La fureur suscitée par la lettre des étudiants du JTS s’opposant à Herzog est un signe troublant que, dans la vie juive américaine, il est devenu plus difficile de réfléchir honnêtement aux risques de considérer le soutien à l’État d’Israël non seulement comme un engagement juif, mais comme un engagement qui prime sur tous les autres engagements juifs. Lorsque le passé est réécrit de telle sorte que l’équation entre peuple et État semble inévitable, les Juifs américains se retrouvent face à un faux choix : soit accepter l’État comme expression incontestée et incontestable de l’identité juive, soit abandonner complètement la vie juive.

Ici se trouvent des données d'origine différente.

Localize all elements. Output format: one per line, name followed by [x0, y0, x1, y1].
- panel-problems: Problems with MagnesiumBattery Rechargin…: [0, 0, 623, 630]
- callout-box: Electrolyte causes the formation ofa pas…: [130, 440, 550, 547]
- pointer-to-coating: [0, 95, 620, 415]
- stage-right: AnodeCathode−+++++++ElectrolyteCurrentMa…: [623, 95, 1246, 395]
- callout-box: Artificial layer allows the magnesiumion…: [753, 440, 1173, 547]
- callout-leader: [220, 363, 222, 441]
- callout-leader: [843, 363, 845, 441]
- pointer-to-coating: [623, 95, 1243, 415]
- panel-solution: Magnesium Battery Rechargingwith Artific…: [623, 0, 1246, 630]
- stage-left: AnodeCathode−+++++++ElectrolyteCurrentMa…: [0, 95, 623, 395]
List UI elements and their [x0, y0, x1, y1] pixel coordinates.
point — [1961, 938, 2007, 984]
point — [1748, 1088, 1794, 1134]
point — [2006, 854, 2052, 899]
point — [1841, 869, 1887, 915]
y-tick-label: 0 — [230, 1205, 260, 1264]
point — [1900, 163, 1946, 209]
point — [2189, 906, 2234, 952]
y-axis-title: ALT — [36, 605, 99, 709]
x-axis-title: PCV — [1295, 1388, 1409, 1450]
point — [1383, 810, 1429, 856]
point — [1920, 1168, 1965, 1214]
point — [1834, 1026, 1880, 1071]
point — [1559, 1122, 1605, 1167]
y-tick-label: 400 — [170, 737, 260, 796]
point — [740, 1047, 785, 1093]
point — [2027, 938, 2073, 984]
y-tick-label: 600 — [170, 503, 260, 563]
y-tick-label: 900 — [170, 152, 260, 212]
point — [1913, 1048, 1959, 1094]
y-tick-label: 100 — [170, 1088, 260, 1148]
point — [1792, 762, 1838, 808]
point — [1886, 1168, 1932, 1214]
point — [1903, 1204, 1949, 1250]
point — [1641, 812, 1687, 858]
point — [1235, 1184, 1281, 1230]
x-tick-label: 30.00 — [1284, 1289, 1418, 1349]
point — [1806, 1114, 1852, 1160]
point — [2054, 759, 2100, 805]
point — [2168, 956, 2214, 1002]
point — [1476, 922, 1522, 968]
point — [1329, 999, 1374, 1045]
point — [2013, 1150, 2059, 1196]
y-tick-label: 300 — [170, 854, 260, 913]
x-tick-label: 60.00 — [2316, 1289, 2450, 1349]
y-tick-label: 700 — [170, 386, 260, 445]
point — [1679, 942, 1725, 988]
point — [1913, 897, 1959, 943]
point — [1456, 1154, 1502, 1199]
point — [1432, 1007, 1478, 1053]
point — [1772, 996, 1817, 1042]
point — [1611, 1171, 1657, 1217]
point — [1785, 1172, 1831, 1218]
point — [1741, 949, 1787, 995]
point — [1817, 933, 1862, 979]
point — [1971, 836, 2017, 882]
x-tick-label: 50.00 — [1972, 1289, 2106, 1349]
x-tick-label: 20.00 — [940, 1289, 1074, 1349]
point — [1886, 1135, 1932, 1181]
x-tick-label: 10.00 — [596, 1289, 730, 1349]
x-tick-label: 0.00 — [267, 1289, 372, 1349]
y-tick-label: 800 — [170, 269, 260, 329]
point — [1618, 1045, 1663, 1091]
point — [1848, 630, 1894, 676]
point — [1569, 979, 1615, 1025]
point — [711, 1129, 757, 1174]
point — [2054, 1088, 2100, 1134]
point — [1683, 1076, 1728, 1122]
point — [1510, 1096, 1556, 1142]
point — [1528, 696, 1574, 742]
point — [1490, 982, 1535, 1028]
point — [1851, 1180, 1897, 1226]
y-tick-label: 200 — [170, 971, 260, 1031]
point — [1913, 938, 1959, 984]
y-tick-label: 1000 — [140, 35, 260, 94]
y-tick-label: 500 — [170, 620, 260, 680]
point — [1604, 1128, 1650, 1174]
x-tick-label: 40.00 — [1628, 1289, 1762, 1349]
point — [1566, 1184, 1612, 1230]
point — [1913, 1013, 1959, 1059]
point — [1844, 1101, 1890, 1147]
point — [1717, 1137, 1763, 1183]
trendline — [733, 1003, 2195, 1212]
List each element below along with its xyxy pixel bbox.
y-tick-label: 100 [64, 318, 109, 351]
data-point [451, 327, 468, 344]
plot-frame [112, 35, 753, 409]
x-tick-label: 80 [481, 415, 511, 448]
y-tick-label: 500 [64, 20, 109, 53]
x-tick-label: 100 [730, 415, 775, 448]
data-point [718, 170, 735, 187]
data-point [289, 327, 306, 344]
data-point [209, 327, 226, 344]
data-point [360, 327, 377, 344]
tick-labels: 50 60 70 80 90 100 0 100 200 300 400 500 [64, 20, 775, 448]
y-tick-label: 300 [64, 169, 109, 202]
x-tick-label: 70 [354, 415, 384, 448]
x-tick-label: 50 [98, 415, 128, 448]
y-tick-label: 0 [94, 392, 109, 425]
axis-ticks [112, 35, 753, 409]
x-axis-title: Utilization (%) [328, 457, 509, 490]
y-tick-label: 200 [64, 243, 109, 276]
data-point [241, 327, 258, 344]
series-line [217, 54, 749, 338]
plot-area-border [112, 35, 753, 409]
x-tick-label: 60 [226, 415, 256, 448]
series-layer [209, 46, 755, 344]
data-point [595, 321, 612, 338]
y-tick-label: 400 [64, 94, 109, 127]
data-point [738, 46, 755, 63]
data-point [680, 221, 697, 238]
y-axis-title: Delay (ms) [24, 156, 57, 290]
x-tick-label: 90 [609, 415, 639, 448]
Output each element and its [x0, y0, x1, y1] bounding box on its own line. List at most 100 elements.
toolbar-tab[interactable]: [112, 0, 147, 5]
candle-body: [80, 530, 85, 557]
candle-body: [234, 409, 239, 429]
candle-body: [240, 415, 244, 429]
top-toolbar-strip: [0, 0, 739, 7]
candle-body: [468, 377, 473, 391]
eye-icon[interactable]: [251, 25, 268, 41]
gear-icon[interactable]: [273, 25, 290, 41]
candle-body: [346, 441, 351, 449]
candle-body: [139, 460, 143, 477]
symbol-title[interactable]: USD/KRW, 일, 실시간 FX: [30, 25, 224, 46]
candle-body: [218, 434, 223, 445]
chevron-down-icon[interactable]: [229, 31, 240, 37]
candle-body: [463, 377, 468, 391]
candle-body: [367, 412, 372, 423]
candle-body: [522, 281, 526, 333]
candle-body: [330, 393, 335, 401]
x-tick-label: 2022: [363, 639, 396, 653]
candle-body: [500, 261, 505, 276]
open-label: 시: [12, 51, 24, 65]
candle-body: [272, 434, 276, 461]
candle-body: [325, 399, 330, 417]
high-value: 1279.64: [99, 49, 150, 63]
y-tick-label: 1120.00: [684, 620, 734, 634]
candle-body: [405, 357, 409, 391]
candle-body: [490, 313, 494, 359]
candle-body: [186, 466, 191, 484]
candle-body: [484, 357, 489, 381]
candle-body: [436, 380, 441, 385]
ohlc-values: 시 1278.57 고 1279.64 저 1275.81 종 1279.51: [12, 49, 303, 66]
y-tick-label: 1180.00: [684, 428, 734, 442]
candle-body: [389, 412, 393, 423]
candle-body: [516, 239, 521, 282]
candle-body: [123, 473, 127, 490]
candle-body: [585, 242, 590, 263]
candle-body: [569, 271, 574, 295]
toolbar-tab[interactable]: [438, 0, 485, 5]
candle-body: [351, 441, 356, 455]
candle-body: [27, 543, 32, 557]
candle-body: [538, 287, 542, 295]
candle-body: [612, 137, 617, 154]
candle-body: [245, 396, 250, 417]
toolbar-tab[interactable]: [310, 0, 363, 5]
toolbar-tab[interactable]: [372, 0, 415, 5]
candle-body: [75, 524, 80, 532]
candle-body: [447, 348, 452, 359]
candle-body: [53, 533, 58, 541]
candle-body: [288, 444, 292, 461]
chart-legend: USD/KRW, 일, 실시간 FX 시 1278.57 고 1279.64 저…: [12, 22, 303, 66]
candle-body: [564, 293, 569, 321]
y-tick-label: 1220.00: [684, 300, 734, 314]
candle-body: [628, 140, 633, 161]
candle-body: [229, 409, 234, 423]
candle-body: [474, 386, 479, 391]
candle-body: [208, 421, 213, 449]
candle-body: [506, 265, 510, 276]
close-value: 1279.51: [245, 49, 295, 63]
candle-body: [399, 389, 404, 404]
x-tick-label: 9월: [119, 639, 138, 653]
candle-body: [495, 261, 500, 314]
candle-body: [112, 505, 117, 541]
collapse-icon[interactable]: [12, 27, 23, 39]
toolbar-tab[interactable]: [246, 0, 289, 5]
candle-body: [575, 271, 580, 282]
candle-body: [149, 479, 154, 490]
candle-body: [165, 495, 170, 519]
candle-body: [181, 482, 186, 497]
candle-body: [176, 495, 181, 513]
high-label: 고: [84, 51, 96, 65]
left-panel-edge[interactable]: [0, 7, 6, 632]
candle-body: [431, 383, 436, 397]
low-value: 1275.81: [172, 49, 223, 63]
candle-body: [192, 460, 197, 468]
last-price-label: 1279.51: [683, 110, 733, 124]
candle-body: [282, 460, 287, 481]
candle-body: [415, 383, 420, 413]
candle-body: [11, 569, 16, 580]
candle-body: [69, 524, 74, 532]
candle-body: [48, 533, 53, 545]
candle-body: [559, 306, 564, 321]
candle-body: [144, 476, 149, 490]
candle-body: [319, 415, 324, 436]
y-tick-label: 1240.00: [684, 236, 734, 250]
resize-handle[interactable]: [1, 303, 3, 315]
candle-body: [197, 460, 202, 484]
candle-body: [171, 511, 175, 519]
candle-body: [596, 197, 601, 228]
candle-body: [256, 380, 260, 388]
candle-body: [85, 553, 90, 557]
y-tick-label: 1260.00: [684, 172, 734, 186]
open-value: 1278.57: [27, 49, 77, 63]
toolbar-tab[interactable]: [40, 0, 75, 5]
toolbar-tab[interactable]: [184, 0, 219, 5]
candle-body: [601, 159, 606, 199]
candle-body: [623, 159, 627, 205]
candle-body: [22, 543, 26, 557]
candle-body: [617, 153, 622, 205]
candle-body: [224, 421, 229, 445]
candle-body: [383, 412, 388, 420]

JTS a offert à ses étudiants une éducation plus riche parce que, dans ses salles, la relation entre le peuple juif et l’État juif a été débattue et contestée. Ce discours n’est pas un échec de l’engagement juif, mais une expression de celui-ci. L’engagement soutenu sur les questions les plus difficiles du sionisme est l’une des meilleures choses que le JTS ait offerte à la vie juive américaine, et l’un des cadeaux les plus importants qu’il ait encore à offrir.